Wyniki badania zostały upublicznione na początku stycznia 2024 r. i zszokowały środowiska naukowe na całym świecie. Zmutowany szczep GX-P2V wywołał u myszy stuprocentową śmiertelność. Wszystkie zarażone osobniki odeszły w ciągu ośmiu dni. Zmutowany wirus zaatakował ich płuca, kości, oczy, tchawice i mózgi.
Amerykański dziennik twierdzi, że to właśnie infekcja mózgu spowodowała śmierć gryzoni. Tabloid zwraca też uwagę, że w dniach poprzedzających zgony, zwierzęta chudły i stawały się powolne. W dniu śmierci ich oczy pokrywało bielmo.

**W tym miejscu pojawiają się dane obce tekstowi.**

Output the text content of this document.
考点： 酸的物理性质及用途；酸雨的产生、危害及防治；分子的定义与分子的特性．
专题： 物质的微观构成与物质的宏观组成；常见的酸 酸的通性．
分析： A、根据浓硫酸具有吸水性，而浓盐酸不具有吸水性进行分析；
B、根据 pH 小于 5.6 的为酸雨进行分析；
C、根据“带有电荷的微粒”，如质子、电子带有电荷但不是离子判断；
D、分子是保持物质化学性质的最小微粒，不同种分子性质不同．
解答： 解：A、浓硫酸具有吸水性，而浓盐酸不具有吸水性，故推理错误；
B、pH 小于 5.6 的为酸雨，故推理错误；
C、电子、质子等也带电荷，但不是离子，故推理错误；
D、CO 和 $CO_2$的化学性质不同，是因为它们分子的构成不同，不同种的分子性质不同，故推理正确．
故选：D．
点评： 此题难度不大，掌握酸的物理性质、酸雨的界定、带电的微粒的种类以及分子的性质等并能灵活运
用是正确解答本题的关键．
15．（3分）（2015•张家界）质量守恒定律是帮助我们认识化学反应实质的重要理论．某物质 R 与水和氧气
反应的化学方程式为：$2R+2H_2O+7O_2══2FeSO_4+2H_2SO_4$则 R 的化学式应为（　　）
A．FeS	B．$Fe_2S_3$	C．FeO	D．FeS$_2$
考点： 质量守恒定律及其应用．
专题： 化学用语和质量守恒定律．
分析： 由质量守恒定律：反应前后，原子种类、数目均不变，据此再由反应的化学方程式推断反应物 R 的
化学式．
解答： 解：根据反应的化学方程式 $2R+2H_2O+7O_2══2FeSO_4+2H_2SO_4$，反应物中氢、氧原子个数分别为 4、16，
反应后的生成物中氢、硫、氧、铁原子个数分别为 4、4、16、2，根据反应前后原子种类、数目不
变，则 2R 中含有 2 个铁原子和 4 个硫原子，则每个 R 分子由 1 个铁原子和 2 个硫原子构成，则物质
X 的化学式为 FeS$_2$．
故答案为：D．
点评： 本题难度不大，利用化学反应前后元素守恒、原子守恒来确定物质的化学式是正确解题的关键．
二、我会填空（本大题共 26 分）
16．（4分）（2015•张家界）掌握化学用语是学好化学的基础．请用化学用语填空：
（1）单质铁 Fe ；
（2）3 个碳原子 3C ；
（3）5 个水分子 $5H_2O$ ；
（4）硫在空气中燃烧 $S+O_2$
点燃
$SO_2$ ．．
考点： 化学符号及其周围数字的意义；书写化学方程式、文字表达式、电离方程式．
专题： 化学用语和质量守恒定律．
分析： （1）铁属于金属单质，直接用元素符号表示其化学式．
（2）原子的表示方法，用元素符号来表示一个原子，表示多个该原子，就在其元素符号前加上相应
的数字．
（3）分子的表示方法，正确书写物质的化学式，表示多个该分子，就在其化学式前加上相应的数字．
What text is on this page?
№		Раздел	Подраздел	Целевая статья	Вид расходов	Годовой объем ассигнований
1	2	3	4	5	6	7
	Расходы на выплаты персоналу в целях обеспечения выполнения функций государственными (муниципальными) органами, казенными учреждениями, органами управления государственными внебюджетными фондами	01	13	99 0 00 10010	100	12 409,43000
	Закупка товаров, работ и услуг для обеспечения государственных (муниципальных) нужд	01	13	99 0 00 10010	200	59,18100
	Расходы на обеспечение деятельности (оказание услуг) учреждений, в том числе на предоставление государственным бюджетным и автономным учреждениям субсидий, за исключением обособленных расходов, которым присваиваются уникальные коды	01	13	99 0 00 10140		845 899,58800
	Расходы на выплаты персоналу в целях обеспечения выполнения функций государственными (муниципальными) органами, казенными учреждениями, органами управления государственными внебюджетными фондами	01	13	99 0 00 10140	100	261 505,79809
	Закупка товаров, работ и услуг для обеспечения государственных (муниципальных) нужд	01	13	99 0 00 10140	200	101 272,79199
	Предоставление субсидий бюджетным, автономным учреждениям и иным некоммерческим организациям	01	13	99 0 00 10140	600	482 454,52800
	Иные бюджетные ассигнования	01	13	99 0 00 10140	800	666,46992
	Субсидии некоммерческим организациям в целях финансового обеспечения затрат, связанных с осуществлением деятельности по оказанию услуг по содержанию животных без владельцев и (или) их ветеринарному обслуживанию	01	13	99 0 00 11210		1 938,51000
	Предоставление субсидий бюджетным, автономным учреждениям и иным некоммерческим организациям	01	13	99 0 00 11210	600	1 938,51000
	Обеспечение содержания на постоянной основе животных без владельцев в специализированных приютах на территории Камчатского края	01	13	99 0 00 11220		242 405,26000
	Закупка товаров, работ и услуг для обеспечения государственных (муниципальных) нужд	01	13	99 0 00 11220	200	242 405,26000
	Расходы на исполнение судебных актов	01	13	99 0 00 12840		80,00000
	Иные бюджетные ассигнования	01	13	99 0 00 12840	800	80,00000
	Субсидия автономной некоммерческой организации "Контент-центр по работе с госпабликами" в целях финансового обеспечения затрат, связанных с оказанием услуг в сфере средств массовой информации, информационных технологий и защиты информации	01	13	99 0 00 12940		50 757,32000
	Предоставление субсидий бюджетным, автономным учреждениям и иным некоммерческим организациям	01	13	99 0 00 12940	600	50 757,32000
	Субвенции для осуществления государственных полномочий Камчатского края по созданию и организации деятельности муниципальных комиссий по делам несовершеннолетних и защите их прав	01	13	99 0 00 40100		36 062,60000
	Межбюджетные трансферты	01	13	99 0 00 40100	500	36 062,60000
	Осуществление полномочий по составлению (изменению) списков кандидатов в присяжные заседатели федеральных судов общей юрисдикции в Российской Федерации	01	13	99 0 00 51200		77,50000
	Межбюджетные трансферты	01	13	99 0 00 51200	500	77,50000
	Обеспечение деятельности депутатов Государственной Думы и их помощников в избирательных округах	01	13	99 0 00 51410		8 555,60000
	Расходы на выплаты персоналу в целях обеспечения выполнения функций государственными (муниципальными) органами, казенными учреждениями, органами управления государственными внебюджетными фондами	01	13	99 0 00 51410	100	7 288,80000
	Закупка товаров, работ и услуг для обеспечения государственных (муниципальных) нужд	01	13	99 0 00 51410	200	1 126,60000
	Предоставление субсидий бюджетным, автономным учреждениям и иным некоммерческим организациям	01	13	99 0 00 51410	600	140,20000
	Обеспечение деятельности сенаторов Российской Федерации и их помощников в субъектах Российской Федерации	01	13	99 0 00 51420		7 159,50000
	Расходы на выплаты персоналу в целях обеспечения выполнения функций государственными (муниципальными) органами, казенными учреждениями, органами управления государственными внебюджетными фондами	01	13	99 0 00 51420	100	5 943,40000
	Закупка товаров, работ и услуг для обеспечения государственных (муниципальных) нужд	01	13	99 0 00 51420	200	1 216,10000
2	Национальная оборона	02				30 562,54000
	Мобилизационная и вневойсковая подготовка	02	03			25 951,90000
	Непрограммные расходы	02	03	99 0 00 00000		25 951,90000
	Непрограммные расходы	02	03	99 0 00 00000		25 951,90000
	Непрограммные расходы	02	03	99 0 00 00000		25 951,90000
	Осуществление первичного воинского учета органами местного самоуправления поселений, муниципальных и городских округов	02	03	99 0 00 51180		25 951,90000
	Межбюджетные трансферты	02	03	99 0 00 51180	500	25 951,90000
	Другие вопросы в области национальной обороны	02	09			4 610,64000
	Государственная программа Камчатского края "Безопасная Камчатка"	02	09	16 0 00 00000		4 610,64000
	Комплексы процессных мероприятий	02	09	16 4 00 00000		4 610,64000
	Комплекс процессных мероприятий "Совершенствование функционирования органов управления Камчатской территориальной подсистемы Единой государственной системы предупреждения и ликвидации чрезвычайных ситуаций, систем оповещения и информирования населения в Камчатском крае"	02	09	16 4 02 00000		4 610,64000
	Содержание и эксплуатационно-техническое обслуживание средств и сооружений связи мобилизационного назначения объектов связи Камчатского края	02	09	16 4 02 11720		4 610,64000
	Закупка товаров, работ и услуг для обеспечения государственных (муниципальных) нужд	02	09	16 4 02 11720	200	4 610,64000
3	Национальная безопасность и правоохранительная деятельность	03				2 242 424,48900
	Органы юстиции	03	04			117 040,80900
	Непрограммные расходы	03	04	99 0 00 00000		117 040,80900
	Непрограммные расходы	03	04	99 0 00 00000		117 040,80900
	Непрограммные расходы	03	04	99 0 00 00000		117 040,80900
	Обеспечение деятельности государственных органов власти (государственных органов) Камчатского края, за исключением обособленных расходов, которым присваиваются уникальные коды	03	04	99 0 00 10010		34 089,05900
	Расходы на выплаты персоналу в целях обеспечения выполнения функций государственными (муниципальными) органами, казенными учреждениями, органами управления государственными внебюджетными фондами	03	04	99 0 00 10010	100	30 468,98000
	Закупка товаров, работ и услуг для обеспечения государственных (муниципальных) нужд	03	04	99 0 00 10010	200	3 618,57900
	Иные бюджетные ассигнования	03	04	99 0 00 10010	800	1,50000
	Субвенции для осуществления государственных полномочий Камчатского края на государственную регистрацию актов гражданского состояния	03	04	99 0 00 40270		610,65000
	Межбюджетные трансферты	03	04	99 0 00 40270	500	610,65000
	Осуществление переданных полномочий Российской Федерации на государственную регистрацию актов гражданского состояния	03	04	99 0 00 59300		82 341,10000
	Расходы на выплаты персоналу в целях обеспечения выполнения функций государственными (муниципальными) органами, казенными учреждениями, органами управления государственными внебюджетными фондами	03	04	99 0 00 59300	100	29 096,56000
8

"Podkreśla to ryzyko rozprzestrzeniania się GX_P2V na ludzi i zapewnia unikalny model do zrozumienia mechanizmów chorobotwórczych wirusów związanych z SARS-CoV-2" – przedstawili swój wniosek autorzy badania.
Szykuje się...kolejna pandemia?
Według Francois Balloux, epidemiologa z Instytutu Genetyki w Londynie, przeprowadzone na myszach testy były straszne i całkowicie bezcelowe pod względem naukowym. Ekspert wyraził obawę, że chińskie badania mogły być przeprowadzone bez jakiegokolwiek zabezpieczenia biologicznego, co mogłoby wywołać kolejną pandemię.
"To okropne badanie, z naukowego punktu widzenia całkowicie bezcelowe. Nie widzę nic interesującego, czego można się dowiedzieć z zainfekowania na siłę losowym wirusem dziwnej rasy zhumanizowanych myszy. I odwrotnie, mogę sobie wyobrazić, jak takie rzeczy mogą pójść źle..." – skomentował w serwisie X.
Podobne wątpliwości wyrazili także niektórzy inni zachodni eksperci, którzy zdecydowanie potępili eksperyment Chińczyków. Wśród nich był emerytowany profesor medycyny z Uniwersytetu Stanforda, dr Gennadi Glinsky.
"To szaleństwo musi zostać zatrzymane, zanim będzie za późno" – ostrzegał cytowany przez "New York Post" wykładowca prestiżowej uczelni.